Stylistically there is an excellent juxtaposition between the exaggerated goofiness of Allen’s animal characters and the gravity of their world. A prime example is the way Allen’s cartooning captures the comic ridiculousness and pathetic desperation of freckled gapped-toothed country gal Sam and her plan to get Camden alone in the woods for a make-out session. Her design, dialogue, performance, and the cutaways to Ladies Night Country Hits on the floor of her car all show without telling so much about life in Piney Bluff. The way the Allen’s coloring favors large patches of black and grey with only occasional highlight of white even in daytime, further enforcing the stifling small town air.

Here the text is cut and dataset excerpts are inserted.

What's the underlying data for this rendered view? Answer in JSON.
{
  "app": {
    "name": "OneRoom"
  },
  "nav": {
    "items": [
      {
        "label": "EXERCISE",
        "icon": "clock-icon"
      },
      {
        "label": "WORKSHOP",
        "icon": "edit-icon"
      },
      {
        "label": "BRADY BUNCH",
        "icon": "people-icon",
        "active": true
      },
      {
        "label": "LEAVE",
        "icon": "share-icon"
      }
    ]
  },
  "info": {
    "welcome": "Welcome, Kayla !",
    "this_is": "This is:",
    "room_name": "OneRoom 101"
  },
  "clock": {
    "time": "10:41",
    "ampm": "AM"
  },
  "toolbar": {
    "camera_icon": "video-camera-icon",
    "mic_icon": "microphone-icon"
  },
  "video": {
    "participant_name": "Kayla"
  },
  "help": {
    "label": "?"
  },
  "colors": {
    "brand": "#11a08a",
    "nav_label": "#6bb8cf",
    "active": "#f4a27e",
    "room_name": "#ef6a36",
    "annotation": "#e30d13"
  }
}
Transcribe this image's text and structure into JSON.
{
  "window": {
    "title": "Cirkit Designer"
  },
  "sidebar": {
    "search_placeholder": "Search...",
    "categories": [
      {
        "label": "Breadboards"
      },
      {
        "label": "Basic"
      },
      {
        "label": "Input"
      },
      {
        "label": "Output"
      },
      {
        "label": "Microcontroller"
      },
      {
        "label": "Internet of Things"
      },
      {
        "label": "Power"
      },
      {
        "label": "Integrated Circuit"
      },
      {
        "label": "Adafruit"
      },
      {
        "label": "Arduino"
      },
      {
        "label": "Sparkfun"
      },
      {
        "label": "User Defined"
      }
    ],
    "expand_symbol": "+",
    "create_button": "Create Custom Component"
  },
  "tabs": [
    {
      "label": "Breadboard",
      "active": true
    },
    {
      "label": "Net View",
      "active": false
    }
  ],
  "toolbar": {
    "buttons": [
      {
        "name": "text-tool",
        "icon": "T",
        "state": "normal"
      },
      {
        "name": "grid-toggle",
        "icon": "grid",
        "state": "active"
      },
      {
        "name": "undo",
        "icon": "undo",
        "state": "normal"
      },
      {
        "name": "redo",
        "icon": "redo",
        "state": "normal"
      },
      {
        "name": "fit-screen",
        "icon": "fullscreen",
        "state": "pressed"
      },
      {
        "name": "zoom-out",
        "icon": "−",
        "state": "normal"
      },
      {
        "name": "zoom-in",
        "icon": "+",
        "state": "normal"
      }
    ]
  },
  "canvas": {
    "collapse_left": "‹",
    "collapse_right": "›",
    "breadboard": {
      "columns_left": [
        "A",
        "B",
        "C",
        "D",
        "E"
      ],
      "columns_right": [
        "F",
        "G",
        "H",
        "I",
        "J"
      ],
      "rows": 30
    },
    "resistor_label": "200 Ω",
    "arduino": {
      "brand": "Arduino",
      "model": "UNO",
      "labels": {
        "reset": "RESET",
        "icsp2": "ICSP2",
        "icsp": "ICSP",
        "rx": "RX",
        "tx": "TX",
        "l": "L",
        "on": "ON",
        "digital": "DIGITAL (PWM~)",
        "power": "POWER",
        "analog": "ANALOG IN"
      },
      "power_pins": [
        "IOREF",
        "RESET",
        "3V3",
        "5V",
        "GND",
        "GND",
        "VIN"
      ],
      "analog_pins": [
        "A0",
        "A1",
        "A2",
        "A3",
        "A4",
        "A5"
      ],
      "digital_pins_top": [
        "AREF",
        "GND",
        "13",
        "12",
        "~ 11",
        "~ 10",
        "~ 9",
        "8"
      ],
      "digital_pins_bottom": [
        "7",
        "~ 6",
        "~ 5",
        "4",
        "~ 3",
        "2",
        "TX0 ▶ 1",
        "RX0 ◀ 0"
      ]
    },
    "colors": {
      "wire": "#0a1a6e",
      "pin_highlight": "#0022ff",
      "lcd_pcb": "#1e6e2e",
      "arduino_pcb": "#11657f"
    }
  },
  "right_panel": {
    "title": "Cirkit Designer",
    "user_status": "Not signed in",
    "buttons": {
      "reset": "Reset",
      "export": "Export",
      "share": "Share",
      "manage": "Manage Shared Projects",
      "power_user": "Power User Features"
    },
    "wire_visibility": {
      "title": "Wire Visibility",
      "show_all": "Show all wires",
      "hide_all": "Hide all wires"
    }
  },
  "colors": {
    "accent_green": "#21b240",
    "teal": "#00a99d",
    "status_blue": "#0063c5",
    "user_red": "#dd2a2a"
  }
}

In presenting both a world and a friendship that feels so lived in, The Lonesome Era side steps any of the after school special tropes that young adult fiction can find itself guilty of. Nothing ever feels trite or forced about Camden’s experience despite some of its archetypal underpinnings. The reader comes to care about Camden and want the best for him not just because of the difficult position his sexuality puts him in, but because we have spent enough time just hanging out to feel genuinely close to him. Allen’s greatest strength as a storyteller and a cartoonist is his confidence in trusting the audience to linger in the grey quiet of Piney Bluff, allowing us to infer so much about the unspoken anxiety of its residents’ lives. It fosters an intimacy that makes this story about funny cartoon animals deeply human.